The Good, The Bad & The Strange
At this time of the year, with dark days and long nights, I try to catch up with as many films as possible, and thought I’d pass on my personal favourites, ie. they won’t match anything Peter Bradshaw at the Guardian likes. This year there were a number of worthy, serious films about weighty issues that managed to be interesting without being enjoyable, while still being worth seeing. Among them I would count ‘The Square’, about pretensions in the art world, ‘The Children Act’, about the right of a judge to overrule faith, and ‘The Wife’, with a superb performance by Glenn Close, about a writer’s wife with a rather guessable secret. We’ve also had crisis films about identity, sexuality and race, the best being ‘Sorry To Bother You’. All of them are necessary and in many cases, urgent viewing.
In ‘First Reform’, pastor Ethan Hawke goes far, far beyond losing his faith in the church to arrive at an unthinkable place that’s both shocking and horrific. Paul Schrader’s return to form is bleak, heartfelt and a tough watch.
The favourite to win Baftas is most likely ‘The Favourite’, about spiteful, hilarious intrigues in the court of Queen Anne, with its killer cast of strong female leads. I loved Steve McQueen’s ‘Widows’, another showcase for great female roles, starring the brilliant Viola Davis. It manages to be a strong heist movie with a social message.
‘American Animals’ is another heist film of a very different nature, a playfully fictionalised account of a true story concerning four students who set out to steal Audobon’s book of American birds and prove to be the most inept thieves of all time. It’s about the moment in your life when you make a bad decision, and has a sobering grace note at its conclusion.
Adam McKay, who made ‘The Big Short’, has created a post-modern collage of a biopic looking at Vice President Dick Cheney’s manipulation of George Bush that’s deeply depressing yet exhilarating. Cheney switched the phrase ‘global warming’ to ‘climate change’, allowed torture, bombed Iraq, killed hundreds of thousands, ended presidential democracy and paved the way for Trump (as made clear in a post-end credit sequence), although whether he did it all to please his daughter is open to question. It stars an unrecognisable Christian Bale, who put on 40 pounds to make the film.

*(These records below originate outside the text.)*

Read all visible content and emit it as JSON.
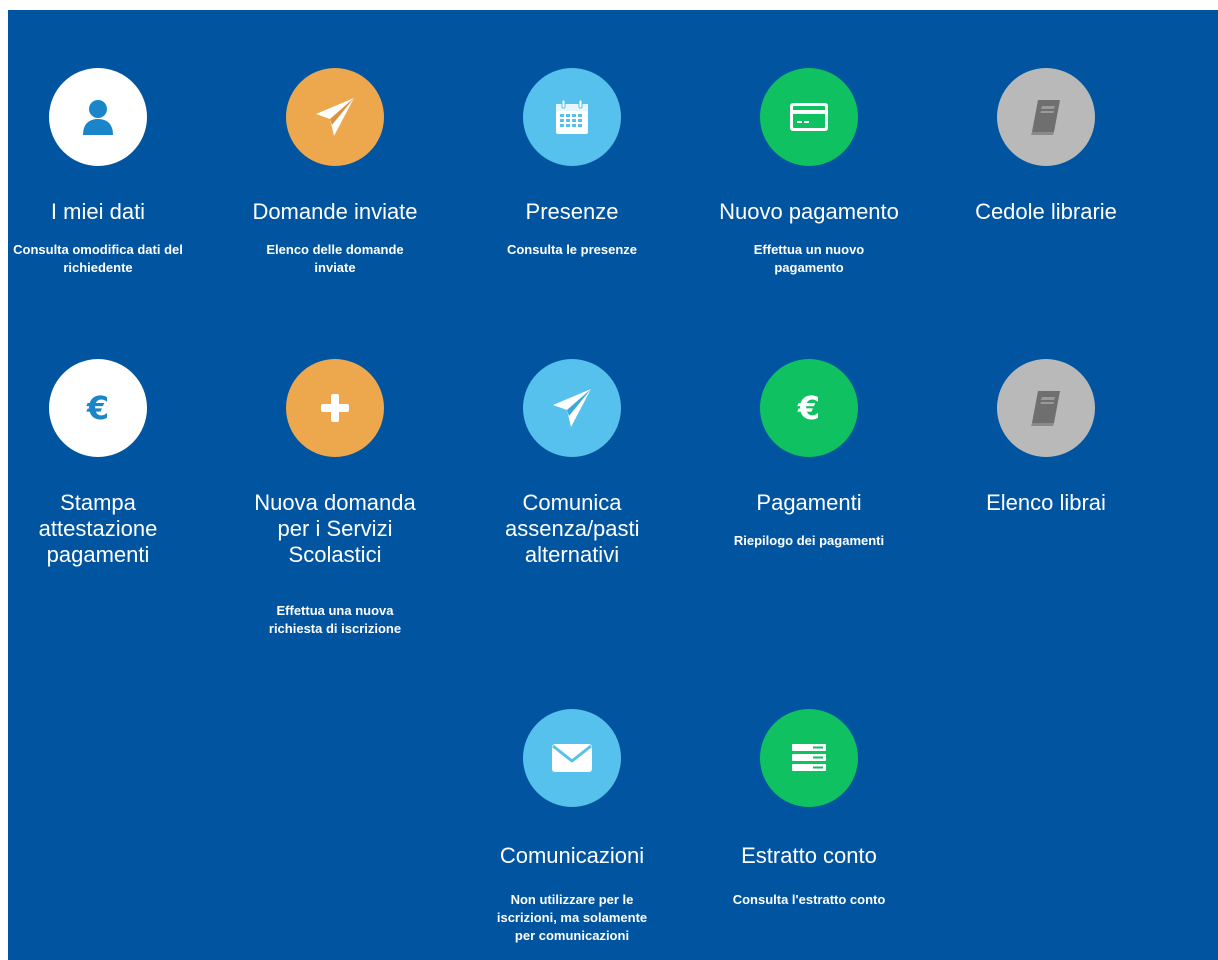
{
  "colors": {
    "background": "#0155a0",
    "white": "#ffffff",
    "orange": "#eda84d",
    "sky": "#55c1ec",
    "green": "#0fc160",
    "gray": "#b9b9b9"
  },
  "tiles": [
    {
      "title": "I miei dati",
      "desc": "Consulta omodifica dati del richiedente",
      "icon": "user-icon"
    },
    {
      "title": "Domande inviate",
      "desc": "Elenco delle domande inviate",
      "icon": "paper-plane-icon"
    },
    {
      "title": "Presenze",
      "desc": "Consulta le presenze",
      "icon": "calendar-icon"
    },
    {
      "title": "Nuovo pagamento",
      "desc": "Effettua un nuovo pagamento",
      "icon": "credit-card-icon"
    },
    {
      "title": "Cedole librarie",
      "desc": "",
      "icon": "book-icon"
    },
    {
      "title": "Stampa attestazione pagamenti",
      "desc": "",
      "icon": "euro-icon"
    },
    {
      "title": "Nuova domanda per i Servizi Scolastici",
      "desc": "Effettua una nuova richiesta di iscrizione",
      "icon": "plus-icon"
    },
    {
      "title": "Comunica assenza/pasti alternativi",
      "desc": "",
      "icon": "paper-plane-icon"
    },
    {
      "title": "Pagamenti",
      "desc": "Riepilogo dei pagamenti",
      "icon": "euro-icon"
    },
    {
      "title": "Elenco librai",
      "desc": "",
      "icon": "book-icon"
    },
    {
      "title": "Comunicazioni",
      "desc": "Non utilizzare per le iscrizioni, ma solamente per comunicazioni",
      "icon": "envelope-icon"
    },
    {
      "title": "Estratto conto",
      "desc": "Consulta l'estratto conto",
      "icon": "server-list-icon"
    }
  ]
}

In a thin year for horror we did at least get ‘Hereditary’, a film so filled with dread that it couldn’t quite fulfil its promise, the underrated SF puzzler ‘Annihilation’, the thrilling ‘A Quiet Place’ (a film that could have had its premise shattered if the cast had simply worn trainers) and ‘The Ballad of Buster Scruggs’, which started surreal and funny, and eventually played out like an Amicus anthology.
There was ‘First Man’, with stunningly filmed space sequences and rather predictable earthbound scenes, ‘Black Panther’ and ‘Avengers: Infinity War’, both terrific, but also a reminder that their storylines date back to the more chilled 1960s. So long, Stan Lee, who was still calling my partner to strike deals until just before his death.
On the pure pleasure front, ‘Mowgli’, ‘The Incredibles 2’, ‘Ralph Breaks The Internet’ and ‘Mary Poppins Returns’ all delivered top family entertainment, and ‘Spiderman: Into the Spiderverse’ suggested that the webslinger has finally found his perfect home – as animation. There are a few films I’ve yet to catch up with, like ‘BlacKkKlansman’ and ‘Aquaman’.
For me the two misfires were ‘A Star Is Born’, for which I’m simply not the core demographic, and ‘Mission Impossible: Fallout’, a series that lost me when they killed the M:I team at the opening of the very first film, thus destroying the premise of the TV show. ‘Bohemian Rhapsody’ went for pleasing the crowd rather than telling the truth, and ‘Ready Player One’ was a peculiar tonal misfire that wanted to demonise cyberspace while revelling in it.
But the year’s big film news was that Netflix, in its world domination plan to be the global brand for movies, will be releasing more films than any major studio next year.
It’s both good and bad news. The good part is now, while hard to find French, German and Spanish films appear on the Netflix EPG. The bad comes later, once Netflix dumps its buy-ins and concentrates solely on its own product. For now, though, entertainment is going through a period that’s varied if not always rich.